The European Central Bank is negotiating with Greece on behalf of its member central banks to exempt the Greek bonds in their investment portfolios from a debt restructuring, two euro-area officials said.
The ECB wants to swap the investment portfolio bonds for debt that’s exempt from collective action clauses, or CACs, to avoid losses in a private-sector debt restructuring, the officials said late yesterday. The central bank has already swapped Greek bonds it bought as part of its asset-purchase program for such securities, a third official with knowledge of the situation said.
Greece wants the bonds in the central banks’ portfolios to be included in a private-sector deal aimed at slicing 100 billion euros ($132 billion) off its debt, the officials said. The central banks are arguing they would have dumped the bonds if they were normal investors and that they shouldn’t be forced to take losses on them, the officials said.
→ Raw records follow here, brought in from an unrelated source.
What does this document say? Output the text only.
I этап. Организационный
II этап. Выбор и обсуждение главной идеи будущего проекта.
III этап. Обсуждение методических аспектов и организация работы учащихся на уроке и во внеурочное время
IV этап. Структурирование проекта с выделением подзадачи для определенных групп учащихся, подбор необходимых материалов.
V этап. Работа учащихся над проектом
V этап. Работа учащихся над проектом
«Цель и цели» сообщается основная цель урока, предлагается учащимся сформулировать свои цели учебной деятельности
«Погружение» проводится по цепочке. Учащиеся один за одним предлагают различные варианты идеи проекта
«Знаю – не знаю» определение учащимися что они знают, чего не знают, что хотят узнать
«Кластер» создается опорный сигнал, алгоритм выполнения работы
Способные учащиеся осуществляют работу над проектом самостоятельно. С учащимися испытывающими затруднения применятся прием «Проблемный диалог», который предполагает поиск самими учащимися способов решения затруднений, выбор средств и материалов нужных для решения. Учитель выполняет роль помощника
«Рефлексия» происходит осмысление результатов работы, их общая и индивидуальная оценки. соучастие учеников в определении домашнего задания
An ECB spokesman declined to comment. Greek government spokesman Pantelis Kapsis wasn’t immediately available to comment.
The tussle comes as euro-area finance ministers gather in Brussels on Feb. 20 to decide on a second bailout for the embattled nation and sanction the private-sector bond swap.
The risk for central banks is that taking losses on bonds in their investment portfolios may erode their capital. On the other hand, exempting the portfolios of euro-area central banks could encourage other public investors, such as central banks outside the currency region, to seek similar treatment.
The value of Greek bonds held by euro-area central banks other than Greece in their investment portfolios is less than 10 billion euros, another euro-area official said. Not all 17 national central banks in the euro area have Greek bonds in their investment portfolios. Germany’s Bundesbank doesn’t, the third official said yesterday.
Greece is drawing up legislation to allow the use of CACs and may submit it in coming days, two people familiar with the matter said.
CACs typically make all bondholders subject to losing part of their capital in a retrospective action that does not require the assent of all lenders.